"This is bacon Carpaccio."
Flashback.
My younger brother and his one-time Navy diver friend, a tall muscular all-American Promise Keeper type fellow, and our real estate agent and I were having dinner at Avenue Grill, a settled upscale white tablecloth restaurant on 17th Avenue just outside of downtown. The real estate agent is female and she got up to go to the bathroom, my brother and his friend leaned in toward me and whispered, worry covering both their faces, they looked confused. "The agent offered to pay."
I said, "Great!" Because this is going to be expensive.
They both burst out laughing.
"What's so funny?"
"We didn't know what to do but you answered instantly before we could ask you what you thought. You being untroubled by a woman paying for all of dinners is funny."
"She just made a mint off us and we did all of the work. We deserve it."
They go, "Yeah. You have a point."
There. Settled. They were put at ease about that but the men were still uncharacteristically tense. What was wrong with these two guys tonight? Why weren't they lighthearted as usual? Come on. Let's have fun. Something about the whole setup was bugging them. I think they might have felt out of place. They are both electricians. They both work construction. Neither of them drink, and this is a fine dinner and wine type of place and where cocktails flow like a river.

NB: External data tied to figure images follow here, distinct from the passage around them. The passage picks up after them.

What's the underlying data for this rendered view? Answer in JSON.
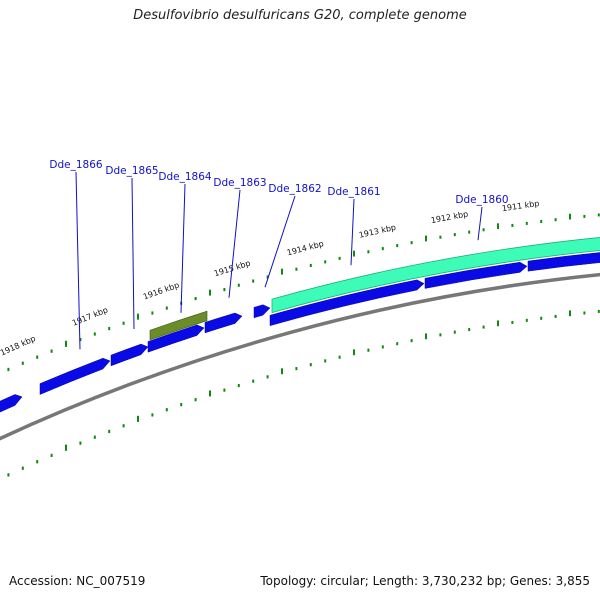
{
  "title": "Desulfovibrio desulfuricans G20, complete genome",
  "footer": {
    "accession": "Accession: NC_007519",
    "summary": "Topology: circular; Length: 3,730,232 bp; Genes: 3,855"
  },
  "colors": {
    "cds": "#0a0ae6",
    "cds_highlight": "#6b8c2a",
    "rna": "#3dfcb8",
    "backbone": "#777777",
    "ticks": "#118811",
    "gene_label": "#1010c8"
  },
  "kbp_labels": [
    "1918 kbp",
    "1917 kbp",
    "1916 kbp",
    "1915 kbp",
    "1914 kbp",
    "1913 kbp",
    "1912 kbp",
    "1911 kbp"
  ],
  "genes": [
    {
      "name": "Dde_1866"
    },
    {
      "name": "Dde_1865"
    },
    {
      "name": "Dde_1864"
    },
    {
      "name": "Dde_1863"
    },
    {
      "name": "Dde_1862"
    },
    {
      "name": "Dde_1861"
    },
    {
      "name": "Dde_1860"
    }
  ]
}
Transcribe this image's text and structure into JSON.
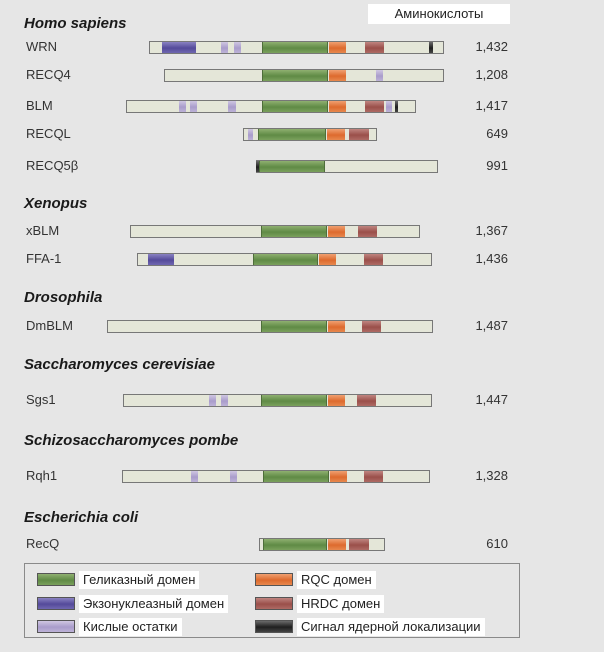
{
  "header": {
    "amino_label": "Аминокислоты"
  },
  "groups": [
    {
      "species": "Homo sapiens",
      "proteins": [
        {
          "name": "WRN",
          "length": "1,432",
          "domains": [
            {
              "type": "bar",
              "start": 149,
              "end": 444
            },
            {
              "type": "exo",
              "start": 162,
              "end": 196
            },
            {
              "type": "acid",
              "start": 221,
              "end": 228
            },
            {
              "type": "acid",
              "start": 234,
              "end": 241
            },
            {
              "type": "heli",
              "start": 262,
              "end": 328
            },
            {
              "type": "rqc",
              "start": 329,
              "end": 346
            },
            {
              "type": "hrdc",
              "start": 365,
              "end": 384
            },
            {
              "type": "nls",
              "start": 429,
              "end": 433
            }
          ]
        },
        {
          "name": "RECQ4",
          "length": "1,208",
          "domains": [
            {
              "type": "bar",
              "start": 164,
              "end": 444
            },
            {
              "type": "heli",
              "start": 262,
              "end": 328
            },
            {
              "type": "rqc",
              "start": 329,
              "end": 346
            },
            {
              "type": "acid",
              "start": 376,
              "end": 383
            }
          ]
        },
        {
          "name": "BLM",
          "length": "1,417",
          "domains": [
            {
              "type": "bar",
              "start": 126,
              "end": 416
            },
            {
              "type": "acid",
              "start": 179,
              "end": 186
            },
            {
              "type": "acid",
              "start": 190,
              "end": 197
            },
            {
              "type": "acid",
              "start": 228,
              "end": 236
            },
            {
              "type": "heli",
              "start": 262,
              "end": 328
            },
            {
              "type": "rqc",
              "start": 329,
              "end": 346
            },
            {
              "type": "hrdc",
              "start": 365,
              "end": 384
            },
            {
              "type": "acid",
              "start": 386,
              "end": 392
            },
            {
              "type": "nls",
              "start": 395,
              "end": 398
            }
          ]
        },
        {
          "name": "RECQL",
          "length": "649",
          "domains": [
            {
              "type": "bar",
              "start": 243,
              "end": 377
            },
            {
              "type": "acid",
              "start": 248,
              "end": 253
            },
            {
              "type": "heli",
              "start": 258,
              "end": 326
            },
            {
              "type": "rqc",
              "start": 327,
              "end": 345
            },
            {
              "type": "hrdc",
              "start": 349,
              "end": 369
            }
          ]
        },
        {
          "name": "RECQ5β",
          "length": "991",
          "domains": [
            {
              "type": "bar",
              "start": 256,
              "end": 438
            },
            {
              "type": "nls",
              "start": 256,
              "end": 259
            },
            {
              "type": "heli",
              "start": 259,
              "end": 325
            }
          ]
        }
      ]
    },
    {
      "species": "Xenopus",
      "proteins": [
        {
          "name": "xBLM",
          "length": "1,367",
          "domains": [
            {
              "type": "bar",
              "start": 130,
              "end": 420
            },
            {
              "type": "heli",
              "start": 261,
              "end": 327
            },
            {
              "type": "rqc",
              "start": 328,
              "end": 345
            },
            {
              "type": "hrdc",
              "start": 358,
              "end": 377
            }
          ]
        },
        {
          "name": "FFA-1",
          "length": "1,436",
          "domains": [
            {
              "type": "bar",
              "start": 137,
              "end": 432
            },
            {
              "type": "exo",
              "start": 148,
              "end": 174
            },
            {
              "type": "heli",
              "start": 253,
              "end": 318
            },
            {
              "type": "rqc",
              "start": 319,
              "end": 336
            },
            {
              "type": "hrdc",
              "start": 364,
              "end": 383
            }
          ]
        }
      ]
    },
    {
      "species": "Drosophila",
      "proteins": [
        {
          "name": "DmBLM",
          "length": "1,487",
          "domains": [
            {
              "type": "bar",
              "start": 107,
              "end": 433
            },
            {
              "type": "heli",
              "start": 261,
              "end": 327
            },
            {
              "type": "rqc",
              "start": 328,
              "end": 345
            },
            {
              "type": "hrdc",
              "start": 362,
              "end": 381
            }
          ]
        }
      ]
    },
    {
      "species": "Saccharomyces cerevisiae",
      "proteins": [
        {
          "name": "Sgs1",
          "length": "1,447",
          "domains": [
            {
              "type": "bar",
              "start": 123,
              "end": 432
            },
            {
              "type": "acid",
              "start": 209,
              "end": 216
            },
            {
              "type": "acid",
              "start": 221,
              "end": 228
            },
            {
              "type": "heli",
              "start": 261,
              "end": 327
            },
            {
              "type": "rqc",
              "start": 328,
              "end": 345
            },
            {
              "type": "hrdc",
              "start": 357,
              "end": 376
            }
          ]
        }
      ]
    },
    {
      "species": "Schizosaccharomyces pombe",
      "proteins": [
        {
          "name": "Rqh1",
          "length": "1,328",
          "domains": [
            {
              "type": "bar",
              "start": 122,
              "end": 430
            },
            {
              "type": "acid",
              "start": 191,
              "end": 198
            },
            {
              "type": "acid",
              "start": 230,
              "end": 237
            },
            {
              "type": "heli",
              "start": 263,
              "end": 329
            },
            {
              "type": "rqc",
              "start": 330,
              "end": 347
            },
            {
              "type": "hrdc",
              "start": 364,
              "end": 383
            }
          ]
        }
      ]
    },
    {
      "species": "Escherichia coli",
      "proteins": [
        {
          "name": "RecQ",
          "length": "610",
          "domains": [
            {
              "type": "bar",
              "start": 259,
              "end": 385
            },
            {
              "type": "heli",
              "start": 263,
              "end": 327
            },
            {
              "type": "rqc",
              "start": 328,
              "end": 346
            },
            {
              "type": "hrdc",
              "start": 349,
              "end": 369
            }
          ]
        }
      ]
    }
  ],
  "legend": [
    {
      "key": "heli",
      "label": "Геликазный домен"
    },
    {
      "key": "exo",
      "label": "Экзонуклеазный домен"
    },
    {
      "key": "acid",
      "label": "Кислые остатки"
    },
    {
      "key": "rqc",
      "label": "RQC домен"
    },
    {
      "key": "hrdc",
      "label": "HRDC домен"
    },
    {
      "key": "nls",
      "label": "Сигнал ядерной локализации"
    }
  ]
}
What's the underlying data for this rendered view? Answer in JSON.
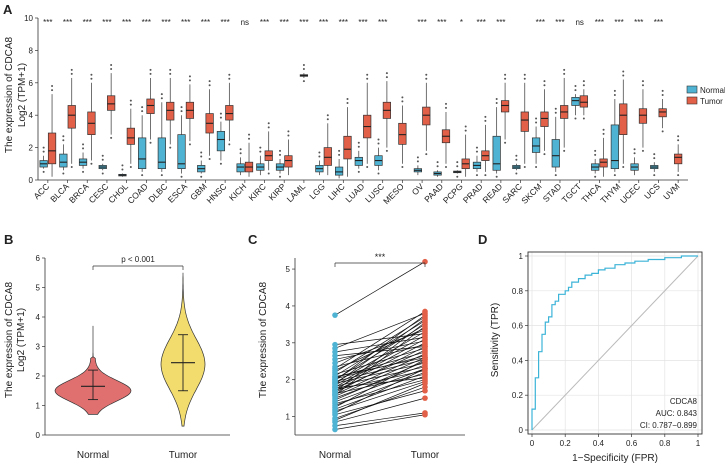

One of them was reading the menu and asked aloud, "What is Carpaccio?"
The agent told him it's slices of raw steak.
The table fell to silence as they continued reading the menu.
Strained silence again.
I mentioned, "Carpaccio is named after the artist Vittore Carpaccio because he was known for his oil paintings with a lot of red and white pigments that resembles the raw meat."
Still total silence at the table. Come on!
I put on a high-pitched ventriloquist voice and said without moving my lips, "That's very interesting, Chip. Do you have any other food and art-related anecdotes to share with us at this time?"
They all three stopped reading and looked at me. I assumed a confused expression and looked back and forth, then looked behind my chair to the left then to the right as if I didn't know who said that, and all three of them burst out laughing. Loudly. And raucously. It wasn't that funny. But they took a very long time to recover. They kept chuckling for several minutes. Their reaction was contrasted with their tension, their tension released. I think their oversized reaction was because they saw in that, you can behave like an dope in a fancy place and in front of a professional woman and not be diminished. Your masculinity isn't aways being challenged. They were treating this like teenagers uncomfortable on a date and not the conclusion, the reward, for a very great deal of hard work.